Members of the Wisconsin Senate and Assembly held a public hearing on a bill aimed at regulating dog breeders and preventing animal abuse.
The Senate Committee on Small Business, Emergency Preparedness, Technical Colleges and Consumer Protection and the Assembly Committee on Consumer Protection hosted the hearing to get public input on the bill and hear from those it would affect.
In the bill, people who sell dogs, operate animal shelters or operate animal control facilities will need to be licensed by the Department of Agriculture, Trade and Consumer Protection.
This law will take effect 18 months after it is enacted into law.
Those who fall under the bill include a person who sells, breeds or houses at least 25 dogs a year or three litters per year, depending on which is less. Organizations that operate an animal control facility under a contract with a city, village, town or county, like a humane society, are also affected.
Angela Speed, director of community relations and development for the Wisconsin Humane Society, said WHS fully supports the bill and hopes it passes without delay. Speed said because other states have already passed similar regulation measures, Wisconsin has attracted many unscrupulous breeders and dog sellers, which have been labeled “puppy mills.”
“I have recently visited a puppy mill, and after you go to that place, it is embarrassing the state allows something like that,” Speed said.
Speed said the 25 puppies or three-litter thresholds rule is really important because the most egregious abuse happens with large groups of dogs.
Speed also said members of the WHS board testified at the public hearing, including Veterinary Manager Jane Pohlman and Behavior Program Manager Natalie Zielinski.
Rep. Kelda Helen Roys, D-Madison, is a co-author of the bill and said the bill is necessary because of the flood of breeder and puppy sellers into the state.
“Wisconsin is rapidly becoming a breeding ground for totally unregulated breeders,” Roys said.
Roys added those negligent breeders are harming reputable breeders’ business, and to protect consumers from being duped and animals from being mistreated, regulations need to be enacted.

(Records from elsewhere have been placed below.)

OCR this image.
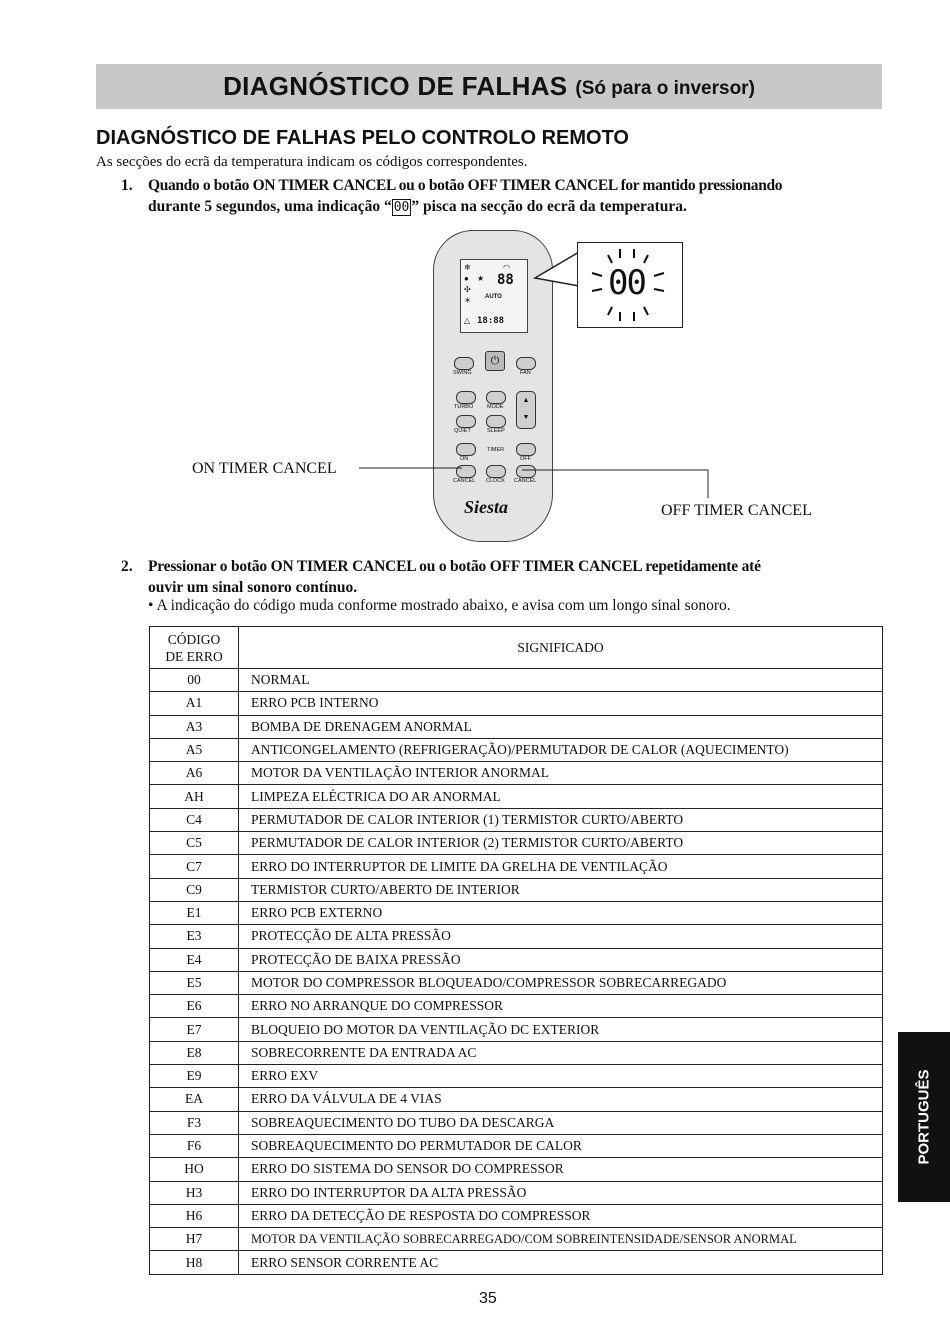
DIAGNÓSTICO DE FALHAS (Só para o inversor)
DIAGNÓSTICO DE FALHAS PELO CONTROLO REMOTO
As secções do ecrã da temperatura indicam os códigos correspondentes.
1. Quando o botão ON TIMER CANCEL ou o botão OFF TIMER CANCEL for mantido pressionando
durante 5 segundos, uma indicação “ 00 ” pisca na secção do ecrã da temperatura.
❄
●
✣
☀
△
★
◠
88
AUTO
18:88
⏻
SWING	FAN
TURBO	MODE
▲
▼
QUIET	SLEEP
ON
TIMER
OFF
CANCEL CLOCK CANCEL
Siesta
00
ON TIMER CANCEL
OFF TIMER CANCEL
2. Pressionar o botão ON TIMER CANCEL ou o botão OFF TIMER CANCEL repetidamente até
ouvir um sinal sonoro contínuo.
• A indicação do código muda conforme mostrado abaixo, e avisa com um longo sinal sonoro.
CÓDIGO
DE ERRO	SIGNIFICADO
00	NORMAL
A1	ERRO PCB INTERNO
A3	BOMBA DE DRENAGEM ANORMAL
A5	ANTICONGELAMENTO (REFRIGERAÇÃO)/PERMUTADOR DE CALOR (AQUECIMENTO)
A6	MOTOR DA VENTILAÇÃO INTERIOR ANORMAL
AH	LIMPEZA ELÉCTRICA DO AR ANORMAL
C4	PERMUTADOR DE CALOR INTERIOR (1) TERMISTOR CURTO/ABERTO
C5	PERMUTADOR DE CALOR INTERIOR (2) TERMISTOR CURTO/ABERTO
C7	ERRO DO INTERRUPTOR DE LIMITE DA GRELHA DE VENTILAÇÃO
C9	TERMISTOR CURTO/ABERTO DE INTERIOR
E1	ERRO PCB EXTERNO
E3	PROTECÇÃO DE ALTA PRESSÃO
E4	PROTECÇÃO DE BAIXA PRESSÃO
E5	MOTOR DO COMPRESSOR BLOQUEADO/COMPRESSOR SOBRECARREGADO
E6	ERRO NO ARRANQUE DO COMPRESSOR
E7	BLOQUEIO DO MOTOR DA VENTILAÇÃO DC EXTERIOR
E8	SOBRECORRENTE DA ENTRADA AC
E9	ERRO EXV
EA	ERRO DA VÁLVULA DE 4 VIAS
F3	SOBREAQUECIMENTO DO TUBO DA DESCARGA
F6	SOBREAQUECIMENTO DO PERMUTADOR DE CALOR
HO	ERRO DO SISTEMA DO SENSOR DO COMPRESSOR
H3	ERRO DO INTERRUPTOR DA ALTA PRESSÃO
H6	ERRO DA DETECÇÃO DE RESPOSTA DO COMPRESSOR
H7	MOTOR DA VENTILAÇÃO SOBRECARREGADO/COM SOBREINTENSIDADE/SENSOR ANORMAL
H8	ERRO SENSOR CORRENTE AC
PORTUGUÊS
35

In response to criticism and outrage from small-scale breeders, Roys said the bill will only apply to large operations, not hobby breeders or regular people. She said those taking care of animals need to be responsible and so do breeders.
“If you don’t have the facilities for animals to live in sanitary, well-maintained facilities, then you shouldn’t be breeding them,” Roys said.
She added many reputable breeders testified in favor of the bill at the meeting because they are tired of being undermined by puppy mills that mistreat their puppies.
According to Roys, the bill could possibly be out of committee in the next couple of weeks.
Kimber Liedl, spokesperson for Sen. Scott Fitzgerald, R-Juneau, agreed the state has become a magnet for unscrupulous breeders.
“Wisconsin needs to license these establishments to validate good breeders and protect dogs from mistreatment,” Liedl said.